Mauricio pensó en los libros de ficción que había leído. Pasaron las horas y llegó la noche sin su lámpara dorada, intranquilo se acostó como todos los días, con los últimos rescoldos rosados de la chimenea , intentando buscar la normalidad perdida. Mientras, el perro, en la más absoluta oscuridad, se movía  inquieto por la casa.

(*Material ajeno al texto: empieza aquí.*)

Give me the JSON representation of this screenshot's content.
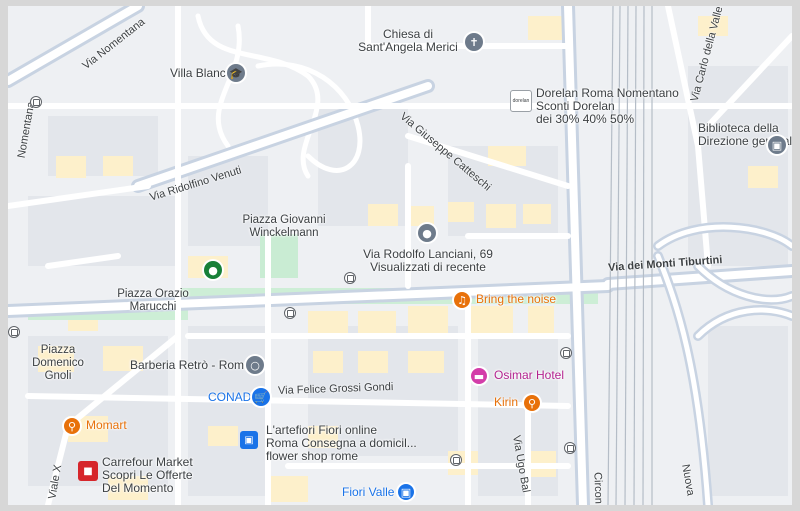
{
  "map": {
    "streets": {
      "via_nomentana": "Via Nomentana",
      "via_nomentana_short": "Nomentana",
      "via_rodolfino_venuti": "Via Ridolfino Venuti",
      "via_giuseppe_catteschi": "Via Giuseppe Catteschi",
      "via_dei_monti_tiburtini": "Via dei Monti Tiburtini",
      "via_felice_grossi_gondi": "Via Felice Grossi Gondi",
      "via_carlo_della_valle": "Via Carlo della Valle",
      "viale_x": "Viale X",
      "via_ugo_bal": "Via Ugo Bal",
      "circon": "Circon",
      "nuova": "Nuova"
    },
    "squares": {
      "piazza_giovanni_winckelmann_line1": "Piazza Giovanni",
      "piazza_giovanni_winckelmann_line2": "Winckelmann",
      "piazza_orazio_marucchi_line1": "Piazza Orazio",
      "piazza_orazio_marucchi_line2": "Marucchi",
      "piazza_domenico_gnoli_line1": "Piazza",
      "piazza_domenico_gnoli_line2": "Domenico",
      "piazza_domenico_gnoli_line3": "Gnoli"
    },
    "places": {
      "villa_blanc": "Villa Blanc",
      "chiesa_line1": "Chiesa di",
      "chiesa_line2": "Sant'Angela Merici",
      "dorelan_name": "Dorelan Roma Nomentano",
      "dorelan_sub1": "Sconti Dorelan",
      "dorelan_sub2": "dei 30% 40% 50%",
      "dorelan_logo": "dorelan",
      "biblioteca_line1": "Biblioteca della",
      "biblioteca_line2": "Direzione generale...",
      "lanciani_name": "Via Rodolfo Lanciani, 69",
      "lanciani_sub": "Visualizzati di recente",
      "bring_the_noise": "Bring the noise",
      "barberia": "Barberia Retrò - Roma",
      "conad": "CONAD",
      "osimar_hotel": "Osimar Hotel",
      "kirin": "Kirin",
      "momart": "Momart",
      "artefiori_line1": "L'artefiori Fiori online",
      "artefiori_line2": "Roma Consegna a domicil...",
      "artefiori_sub": "flower shop rome",
      "carrefour_name": "Carrefour Market",
      "carrefour_sub1": "Scopri Le Offerte",
      "carrefour_sub2": "Del Momento",
      "fiori_valle": "Fiori Valle"
    },
    "icons": {
      "church": "church-icon",
      "school": "school-icon",
      "book": "book-icon",
      "pin": "location-pin-icon",
      "park": "park-icon",
      "music": "music-venue-icon",
      "barber": "barber-icon",
      "shopping": "shopping-cart-icon",
      "hotel": "hotel-icon",
      "restaurant": "restaurant-icon",
      "shop_bag": "shopping-bag-icon",
      "bus": "bus-stop-icon"
    },
    "colors": {
      "land": "#eef0f3",
      "block": "#e2e5ea",
      "road": "#ffffff",
      "road_major": "#c7d3e3",
      "park": "#c6ead1",
      "building_yellow": "#fdf1cf",
      "orange": "#e8710a",
      "blue": "#1a73e8",
      "pink": "#d33da9",
      "teal": "#188038",
      "grey_pin": "#6e7b8b",
      "rail": "#a9b2bd"
    }
  }
}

Con la luz del amanecer se despertó, todo estaba en su sitio, igual había sido un mal sueño pensó, hasta que no se vio así mismo entre las sábanas y las mantas revueltas, entonces, oyó las uñas de su perro rascando los tablones de pino del suelo a su lado, pero tampoco podía verlo. No sabía si estaba en shock, porque desayunó como todos los días y se preparó para subir hasta la cumbre un día más, como otro cualquiera, tal vez, pensó, la rutina era lo más seguro en un mundo que parecía desaparecer a su alrededor.

Al subir la ladera podía oír las piedras que desplazaban sus pasos invisibles. No había insectos, ni pájaros, pero oía sus zumbidos y sus cantos. Casi a la altura del árbol seco una voz lo sacó de su pesadilla. ¿Eres tú, viejo?

Mauricio se sentó al lado de Marina, tanteando para no hacerlo encima de ella. Ambos en silencio, con sus espaldas descansando sobre el inmenso tronco, observaron durante mucho tiempo el paisaje inerte, sobrecogedor, mientras escuchaban algún balido y el sonido de las pezuñas de las cabras contra las piedras que rodeándolos bajaban y subían la montaña. Después, ya casi en el ocaso, llegó hasta ellos un viento largo y contemplaron como desaparecían al moverse las hojas de los árboles sin quemar del pueblo.

El fin de la tierra se inclinaba hasta  el horizonte, hasta un mar que ahora era solamente cielo.